Da lì, il titolo ha ripreso vigore, chiudendo la seduta a 167.78$ . Nei giorni successivi ha consolidato, ma chi è entrato in quei minimi ha visto profitti immediati. La "cattiveria" di questi movimenti è proprio questa: sono violenti, rapidi, e richiedono una freddezza assoluta. Se si conosce il livello, se si ha la pistola carica e si è pronti a sparare l'ordine, la bellezza sta nel vedere la propria tesi confermata in tempo reale.
La lezione, però, è anche un'altra: a volte ci si fossilizza sul centesimo, sulla perfezione del livello. E se il mercato riparte un istante prima, si resta con un palmo di naso e l'impressione di dover rincorrere. Ma il trading è anche questo: disciplina, accettazione e, soprattutto, pazienza. Un'altra occasione arriverà.
Del resto, la reazione è stata talmente sproporzionata che persino Barclays è uscita a difendere il titolo, definendo il selloff "sproporzionato" e un'opportunità di acquisto, ribadendo come CHRW sia in realtà un "disgregatore" nel settore grazie all'uso dell'IA . La stessa azienda ha dovuto ricordare al mercato di essere un "AI leader" da oltre un decennio . Un classico esempio di come il mercato, a volte, venda la corda mentre il condannato sta costruendo una casa.
La Chiosa: Un Mondo Coalizzato... Contro l'America di Trump
Chiudiamo con uno sguardo ironico ma amaro a ciò che succede fuori dai monitor, e che inevitabilmente influenzerà le prossime settimane.
Donald Trump continua a battere il tasto della "guerra commerciale" come se fossimo ancora nel 2018. Ma il mondo, cari signori, è cambiato e si sta organizzando. I dati parlano chiaro: le piccole imprese americane sono in sofferenza per l'incertezza e l'aumento dei costi, con l'ottimismo sceso ai minimi storici mentre le tariffe doganali sono diventate una tassa occulta per le famiglie statunitensi .
Ma la parte più divertente—e istruttiva—è la risposta geopolitica. Mentre Trump alza muri, il resto del mondo sta costruendo ponti... per escludere gli Stati Uniti.
L'Unione Europea non sta a guardare.

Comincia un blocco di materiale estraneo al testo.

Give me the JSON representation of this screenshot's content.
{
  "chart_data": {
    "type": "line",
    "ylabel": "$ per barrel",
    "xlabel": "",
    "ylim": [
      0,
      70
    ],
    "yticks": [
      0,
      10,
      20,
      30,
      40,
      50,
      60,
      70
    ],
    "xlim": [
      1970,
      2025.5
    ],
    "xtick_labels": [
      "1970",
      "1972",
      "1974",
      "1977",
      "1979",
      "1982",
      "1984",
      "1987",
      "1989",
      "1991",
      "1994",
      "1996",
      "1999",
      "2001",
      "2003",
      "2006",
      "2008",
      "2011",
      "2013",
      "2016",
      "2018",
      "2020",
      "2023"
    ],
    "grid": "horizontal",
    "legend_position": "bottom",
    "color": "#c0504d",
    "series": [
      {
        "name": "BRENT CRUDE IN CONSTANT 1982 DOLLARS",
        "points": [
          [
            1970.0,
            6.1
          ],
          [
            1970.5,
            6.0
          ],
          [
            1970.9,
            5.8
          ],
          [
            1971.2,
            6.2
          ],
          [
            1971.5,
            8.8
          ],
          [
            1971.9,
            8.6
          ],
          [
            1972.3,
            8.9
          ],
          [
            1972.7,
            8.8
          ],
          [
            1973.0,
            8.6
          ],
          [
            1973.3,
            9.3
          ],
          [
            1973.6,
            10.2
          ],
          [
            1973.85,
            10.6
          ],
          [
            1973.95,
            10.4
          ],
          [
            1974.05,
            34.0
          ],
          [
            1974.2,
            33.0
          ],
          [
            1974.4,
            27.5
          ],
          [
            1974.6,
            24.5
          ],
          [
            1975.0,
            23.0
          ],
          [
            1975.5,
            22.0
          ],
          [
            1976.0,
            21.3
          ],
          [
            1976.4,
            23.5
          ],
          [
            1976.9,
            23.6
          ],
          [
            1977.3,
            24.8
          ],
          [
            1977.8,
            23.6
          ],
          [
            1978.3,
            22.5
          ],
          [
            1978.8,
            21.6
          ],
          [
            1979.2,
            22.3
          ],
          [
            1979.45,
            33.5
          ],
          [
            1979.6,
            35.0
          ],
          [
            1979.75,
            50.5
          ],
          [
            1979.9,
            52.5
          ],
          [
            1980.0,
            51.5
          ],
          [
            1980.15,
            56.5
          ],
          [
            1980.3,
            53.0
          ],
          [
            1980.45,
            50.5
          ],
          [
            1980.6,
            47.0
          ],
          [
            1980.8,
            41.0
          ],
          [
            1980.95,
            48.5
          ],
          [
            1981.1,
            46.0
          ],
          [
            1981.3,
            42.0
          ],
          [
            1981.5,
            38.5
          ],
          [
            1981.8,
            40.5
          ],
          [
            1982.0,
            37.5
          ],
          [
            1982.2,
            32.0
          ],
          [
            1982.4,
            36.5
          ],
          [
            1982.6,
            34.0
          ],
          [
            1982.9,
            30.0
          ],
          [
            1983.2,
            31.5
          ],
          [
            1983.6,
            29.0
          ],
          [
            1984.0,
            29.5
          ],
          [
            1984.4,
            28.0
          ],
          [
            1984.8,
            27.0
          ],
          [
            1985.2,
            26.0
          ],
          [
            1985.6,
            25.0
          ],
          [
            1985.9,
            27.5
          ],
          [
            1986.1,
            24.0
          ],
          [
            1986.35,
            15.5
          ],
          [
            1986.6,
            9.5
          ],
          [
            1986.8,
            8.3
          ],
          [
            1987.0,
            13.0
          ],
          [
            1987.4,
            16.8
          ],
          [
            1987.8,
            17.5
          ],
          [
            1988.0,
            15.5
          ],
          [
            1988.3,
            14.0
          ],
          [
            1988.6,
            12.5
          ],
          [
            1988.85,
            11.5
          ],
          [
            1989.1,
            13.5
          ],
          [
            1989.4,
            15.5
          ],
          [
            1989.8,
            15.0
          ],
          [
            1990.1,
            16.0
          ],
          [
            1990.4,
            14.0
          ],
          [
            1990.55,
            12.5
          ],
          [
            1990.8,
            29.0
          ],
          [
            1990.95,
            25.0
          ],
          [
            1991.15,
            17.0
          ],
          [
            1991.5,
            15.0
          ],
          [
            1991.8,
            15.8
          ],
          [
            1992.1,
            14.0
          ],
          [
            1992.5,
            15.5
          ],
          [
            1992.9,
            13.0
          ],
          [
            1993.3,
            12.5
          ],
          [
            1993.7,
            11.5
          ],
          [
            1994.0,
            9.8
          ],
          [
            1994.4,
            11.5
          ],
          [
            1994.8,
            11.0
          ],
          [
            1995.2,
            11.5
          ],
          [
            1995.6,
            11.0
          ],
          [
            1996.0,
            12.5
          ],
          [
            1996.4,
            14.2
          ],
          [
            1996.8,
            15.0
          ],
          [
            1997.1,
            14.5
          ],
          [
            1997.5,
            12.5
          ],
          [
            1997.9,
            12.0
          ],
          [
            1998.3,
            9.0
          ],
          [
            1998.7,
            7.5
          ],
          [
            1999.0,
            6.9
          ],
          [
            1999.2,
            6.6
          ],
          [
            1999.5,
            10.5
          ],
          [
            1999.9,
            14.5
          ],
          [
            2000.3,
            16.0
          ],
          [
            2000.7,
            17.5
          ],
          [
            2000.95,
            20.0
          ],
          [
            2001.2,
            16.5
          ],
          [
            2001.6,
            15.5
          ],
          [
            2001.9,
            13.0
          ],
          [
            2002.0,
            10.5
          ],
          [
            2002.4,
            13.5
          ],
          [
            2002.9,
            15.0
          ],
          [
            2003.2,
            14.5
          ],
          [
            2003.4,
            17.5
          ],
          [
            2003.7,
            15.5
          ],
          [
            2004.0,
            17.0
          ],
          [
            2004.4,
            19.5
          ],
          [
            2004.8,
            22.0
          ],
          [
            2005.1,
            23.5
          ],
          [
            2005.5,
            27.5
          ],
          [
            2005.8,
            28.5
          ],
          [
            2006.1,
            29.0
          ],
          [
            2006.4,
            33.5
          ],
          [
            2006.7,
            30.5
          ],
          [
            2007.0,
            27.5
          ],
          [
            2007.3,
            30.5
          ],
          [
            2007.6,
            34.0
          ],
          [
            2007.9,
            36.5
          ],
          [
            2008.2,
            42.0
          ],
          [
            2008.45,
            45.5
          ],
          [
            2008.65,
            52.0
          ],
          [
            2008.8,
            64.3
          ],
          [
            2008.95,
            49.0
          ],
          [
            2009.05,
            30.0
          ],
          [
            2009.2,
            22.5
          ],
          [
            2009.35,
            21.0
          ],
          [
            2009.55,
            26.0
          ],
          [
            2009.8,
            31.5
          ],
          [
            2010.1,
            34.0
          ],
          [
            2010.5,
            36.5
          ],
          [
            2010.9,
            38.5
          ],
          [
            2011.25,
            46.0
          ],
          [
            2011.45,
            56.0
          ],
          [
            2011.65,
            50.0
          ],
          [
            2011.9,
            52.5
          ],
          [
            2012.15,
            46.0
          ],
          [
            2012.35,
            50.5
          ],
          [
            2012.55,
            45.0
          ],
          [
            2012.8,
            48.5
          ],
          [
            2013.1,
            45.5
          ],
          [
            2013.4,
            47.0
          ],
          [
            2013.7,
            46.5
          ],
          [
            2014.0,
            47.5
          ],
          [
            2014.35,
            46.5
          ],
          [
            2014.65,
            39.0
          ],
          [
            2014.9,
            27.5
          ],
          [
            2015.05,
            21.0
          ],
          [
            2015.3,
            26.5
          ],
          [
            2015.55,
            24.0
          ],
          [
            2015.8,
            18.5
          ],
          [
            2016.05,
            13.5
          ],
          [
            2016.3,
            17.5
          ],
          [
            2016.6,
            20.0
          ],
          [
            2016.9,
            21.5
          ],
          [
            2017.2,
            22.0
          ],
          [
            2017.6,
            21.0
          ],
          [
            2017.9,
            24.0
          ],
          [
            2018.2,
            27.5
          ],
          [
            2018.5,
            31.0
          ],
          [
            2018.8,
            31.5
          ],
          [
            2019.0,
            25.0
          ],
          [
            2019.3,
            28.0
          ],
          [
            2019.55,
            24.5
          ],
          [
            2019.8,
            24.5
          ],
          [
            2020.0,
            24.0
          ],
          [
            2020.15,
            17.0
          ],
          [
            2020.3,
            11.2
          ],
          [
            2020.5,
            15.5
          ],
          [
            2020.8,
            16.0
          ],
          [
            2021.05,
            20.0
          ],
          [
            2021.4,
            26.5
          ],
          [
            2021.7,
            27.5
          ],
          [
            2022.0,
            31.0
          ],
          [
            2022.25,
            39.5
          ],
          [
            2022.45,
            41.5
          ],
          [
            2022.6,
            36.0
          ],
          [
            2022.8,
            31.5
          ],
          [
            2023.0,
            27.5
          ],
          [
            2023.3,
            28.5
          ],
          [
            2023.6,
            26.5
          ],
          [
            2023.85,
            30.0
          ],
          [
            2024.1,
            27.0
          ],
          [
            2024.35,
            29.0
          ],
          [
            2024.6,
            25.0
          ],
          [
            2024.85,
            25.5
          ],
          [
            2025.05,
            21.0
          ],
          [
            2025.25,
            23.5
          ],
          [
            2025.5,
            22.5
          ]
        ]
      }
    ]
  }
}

Non solo sta negoziando con gli USA, ma impone condizioni stringenti: o riduci i dazi su acciaio e alluminio, o l'accordo salta . Parallelamente, Bruxelles sta accelerando per un accordo di libero scambio con il Consiglio di Cooperazione del Golfo, mirando a far lievitare gli scambi dagli attuali 197 miliardi di dollari a 300 miliardi .
Il quadro è nitido: Cina, Europa e potenze mediorientali stanno rapidamente ridisegnando le rotte commerciali. L'effetto paradossale delle politiche aggressive di Trump non è il "Make America Great Again", ma il "Make the World Unite Against America".
Il mondo si sta coalizzando per avere un unico grande nemico commerciale: gli Stati Uniti. E mentre i trader fanno a gara per acchiappare il prossimo storno violento come quello di CHRW, i veri strateghi stanno osservando la nascita di un nuovo ordine economico multipolare, dove l'America rischia di sedersi da sola a un tavolo sempre più affollato.
Fabio Tanevini è un trader privato e potrebbe detenere gli strumenti finanziari oggetto delle sue analisi risultando così in conflitto di interesse con i lettori.